原決定の論法を以てすれば、如何なる場合も償うことのできない損害に該当するものはなくなつてしまうのでありましよう。何となれば行政行為による処分で金銭をもつて償うことのできぬものなどは、ほとんど想像することはできないからであります。そうすれば、行政事件訴訟特例法第十条第二項によつて保護される場合はほとんどなくなつてしまい、同条は有名無実の規定と化しさらねばなりません。

要は行政処分の強行によつて蒙むる国民の損害と、これを後に償う場合の金銭の多寡、手続の難易、時間の多少等を勘案し、更にこの行政処分を停止することによつて公共の福祉にいかなる影響を及ぼすかの対比考量を遂げて相対的に決せらるべきものなのであります。
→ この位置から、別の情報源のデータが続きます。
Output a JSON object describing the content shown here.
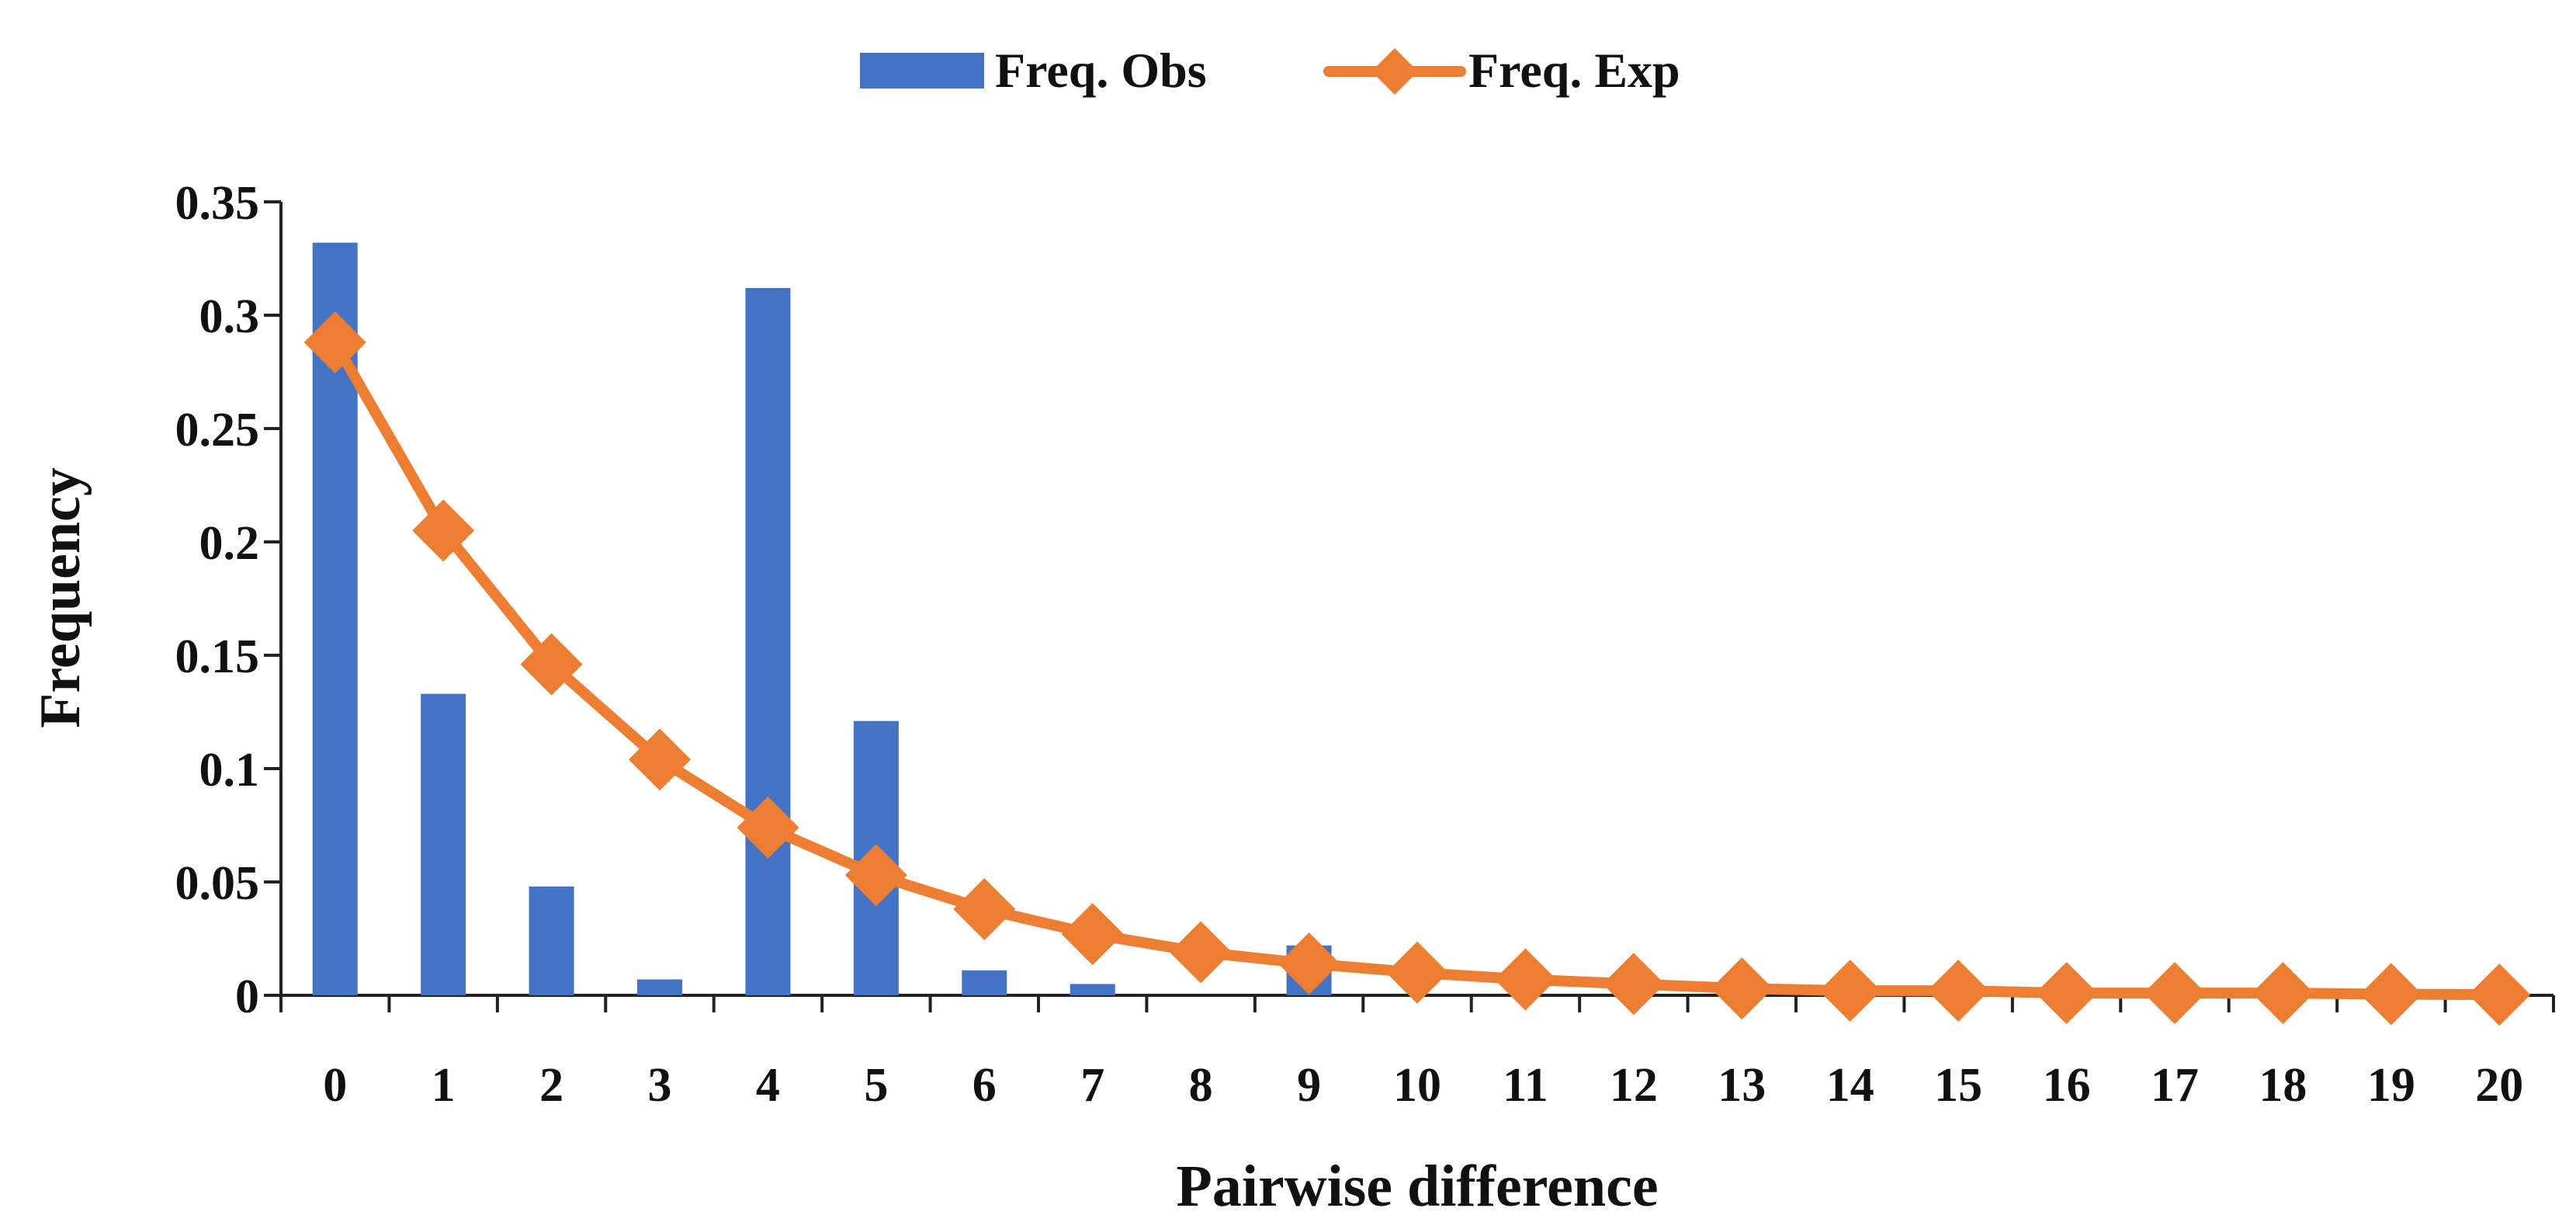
{
  "chart_data": {
    "type": "bar",
    "title": "",
    "xlabel": "Pairwise difference",
    "ylabel": "Frequency",
    "categories": [
      "0",
      "1",
      "2",
      "3",
      "4",
      "5",
      "6",
      "7",
      "8",
      "9",
      "10",
      "11",
      "12",
      "13",
      "14",
      "15",
      "16",
      "17",
      "18",
      "19",
      "20"
    ],
    "ylim": [
      0,
      0.35
    ],
    "yticks": [
      0,
      0.05,
      0.1,
      0.15,
      0.2,
      0.25,
      0.3,
      0.35
    ],
    "ytick_labels": [
      "0",
      "0.05",
      "0.1",
      "0.15",
      "0.2",
      "0.25",
      "0.3",
      "0.35"
    ],
    "grid": false,
    "legend_position": "top-center",
    "series": [
      {
        "name": "Freq. Obs",
        "kind": "bar",
        "color": "#4472C4",
        "values": [
          0.332,
          0.133,
          0.048,
          0.007,
          0.312,
          0.121,
          0.011,
          0.005,
          0,
          0.022,
          0,
          0,
          0,
          0,
          0,
          0,
          0,
          0,
          0,
          0,
          0
        ]
      },
      {
        "name": "Freq. Exp",
        "kind": "line",
        "marker": "diamond",
        "color": "#ED7D31",
        "values": [
          0.288,
          0.205,
          0.146,
          0.104,
          0.074,
          0.053,
          0.038,
          0.027,
          0.019,
          0.014,
          0.01,
          0.007,
          0.005,
          0.003,
          0.002,
          0.002,
          0.001,
          0.001,
          0.001,
          0.0005,
          0.0003
        ]
      }
    ]
  }
}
原決定は、ここに思を致さず、単に収去すべき地上物件は樹令四年乃至十四年の竹木であるとの一事を以て収去による損害より行政処分の強行を以て保護さるべきものと断ぜられたのであります。樹令四ないし十四年の立竹木というだけで、これを伐採除去すれば、現状に回復するまでに四年ないし十四年の歳月を要することは明らかです。この年月の間抗告人はその農業経営上甚大なる損害を蒙ります。立竹木の価格とか、再生植用の苗代とかの明瞭な失費以外の莫大なる損害を蒙るのであります。これは前に言う金銭を以て償うことのできる損害ではありますが、この損害の額を見積り計算し、収去命令代執行の行われた後、これが行われなかつたのと同一の状態にまで金銭を以て賠償を受けんとすることは非常な困難があります。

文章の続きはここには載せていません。